Like most palms, good.
Trees are not self-pruning so dead and dying leaves should be removed, usually after fruit harvest. Basal spines on living leaves are also removed to reduce injury. Some living leaves may be removed but at the risk of reducing yield; a ratio of 8-10 leaves/bunch is targeted. Fruit thinning may also be practiced, decreasing the risk of an alternate bearing habit developing.
Variable in size and shape, depending on variety, climate and management. Generally 4-7 x 2-3cm weighing around 60g. There are 4 ripening stages given unfamiliar Arabic names – Kimri (immature green), Khalal (mature full-coloured), Rutab (soft brown) and Tamar (hard raisin-like) with sugar content rising progressively to 70-90% dried matter. Such dates also have good fibre, Ca, Mg and vitamin A. The single seed is 20-30 x 5-8mm. Different cvs have a range of flavours and textures.
Plants can begin fruiting in 4-6 years with full production in 15-20. Economic life is 40-50 years but trees may live for 150. Rain during the ripening period can cause fruit splitting. Harvesting is in summer, the period depending on the intended use. In Australia, most of the dates you will encounter will be pitted and in the later Rutab and Tamar stages of maturity with better storage properties than the earlier two. Climbing the tall trees is necessary for picking. Average yield is 40kg of fruit/tree/year, increasing to 100kg with intensive management.
The fruit is gathered before it is quite ripe, and dried in the sun to make it keep, as fresh dates soon ferment and cannot be kept for any length of time.
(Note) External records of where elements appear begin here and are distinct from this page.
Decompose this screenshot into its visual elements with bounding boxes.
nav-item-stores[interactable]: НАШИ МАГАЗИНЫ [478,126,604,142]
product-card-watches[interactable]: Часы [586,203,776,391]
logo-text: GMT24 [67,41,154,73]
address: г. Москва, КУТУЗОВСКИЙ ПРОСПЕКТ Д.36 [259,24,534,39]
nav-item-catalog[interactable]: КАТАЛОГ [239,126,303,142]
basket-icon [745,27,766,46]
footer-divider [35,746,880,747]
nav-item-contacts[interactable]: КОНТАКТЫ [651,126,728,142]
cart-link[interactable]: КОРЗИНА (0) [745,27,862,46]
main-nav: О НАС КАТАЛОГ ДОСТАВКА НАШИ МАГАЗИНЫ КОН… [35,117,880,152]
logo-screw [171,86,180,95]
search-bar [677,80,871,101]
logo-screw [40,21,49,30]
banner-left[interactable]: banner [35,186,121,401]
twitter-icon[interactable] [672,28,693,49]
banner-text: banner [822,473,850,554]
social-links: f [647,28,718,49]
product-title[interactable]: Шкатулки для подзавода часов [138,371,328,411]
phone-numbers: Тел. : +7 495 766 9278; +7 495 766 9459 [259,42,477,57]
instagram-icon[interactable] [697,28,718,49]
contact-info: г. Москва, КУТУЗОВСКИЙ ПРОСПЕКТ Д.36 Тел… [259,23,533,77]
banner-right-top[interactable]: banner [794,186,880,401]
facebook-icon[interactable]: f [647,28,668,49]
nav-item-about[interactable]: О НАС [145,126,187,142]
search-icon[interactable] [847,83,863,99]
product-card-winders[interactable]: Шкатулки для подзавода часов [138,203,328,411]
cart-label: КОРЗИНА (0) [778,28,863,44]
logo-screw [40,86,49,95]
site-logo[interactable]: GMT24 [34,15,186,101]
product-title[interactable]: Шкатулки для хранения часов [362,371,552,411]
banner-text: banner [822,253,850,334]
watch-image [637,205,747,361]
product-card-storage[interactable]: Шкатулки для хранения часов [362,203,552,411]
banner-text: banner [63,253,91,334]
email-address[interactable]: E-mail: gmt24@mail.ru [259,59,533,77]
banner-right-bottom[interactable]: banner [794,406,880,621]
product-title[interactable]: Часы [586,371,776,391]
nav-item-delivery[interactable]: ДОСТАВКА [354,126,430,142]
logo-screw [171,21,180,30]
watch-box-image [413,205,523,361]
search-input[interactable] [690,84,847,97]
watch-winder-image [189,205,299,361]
Yellow types and the red elongated variety of date are eaten fresh or are frozen immediately after harvest. Freezing improves quality and this is true for many other fruits with astringency.
Dried dates are eaten as is, or their high sugar content can be exploited in many processed foods, eg chutneys, jams and breads, where they provide a sweetening effect but have the advantage of adding more nutrients than pure sugars.
Dates can be afflicted with many pests and diseases worldwide, but these are very dependent on site, cv and management. Possible pests in WA could include scale, birds and rodents; weeds should also be controlled. Any diseases will likely be due to fungi or phytoplasmas; no viral or viroid infections have so far been reported. Wasps can be pests as they seek sugar.
Producing your own dates requires significant effort and determination - they need leaf pruning every year, the spines can cause injury, they are dioecious, pollination has to be managed, they need generous water supply and harvesting requires getting to the top of tall trees. They will fruit in south west WA but cvs adapted to cooler climates are needed. Countering this, the fruit can be obtained cheaply in retail outlets. Their high sugar content also needs to be recognised re diet.
Many attempts to establish dates in Australia have been made. An early research station in Carnarvon had some, and a commercial date farm of 700 trees exists near Alice Springs, The Desert Fruit Company, and another new farm, Tamara Plantation.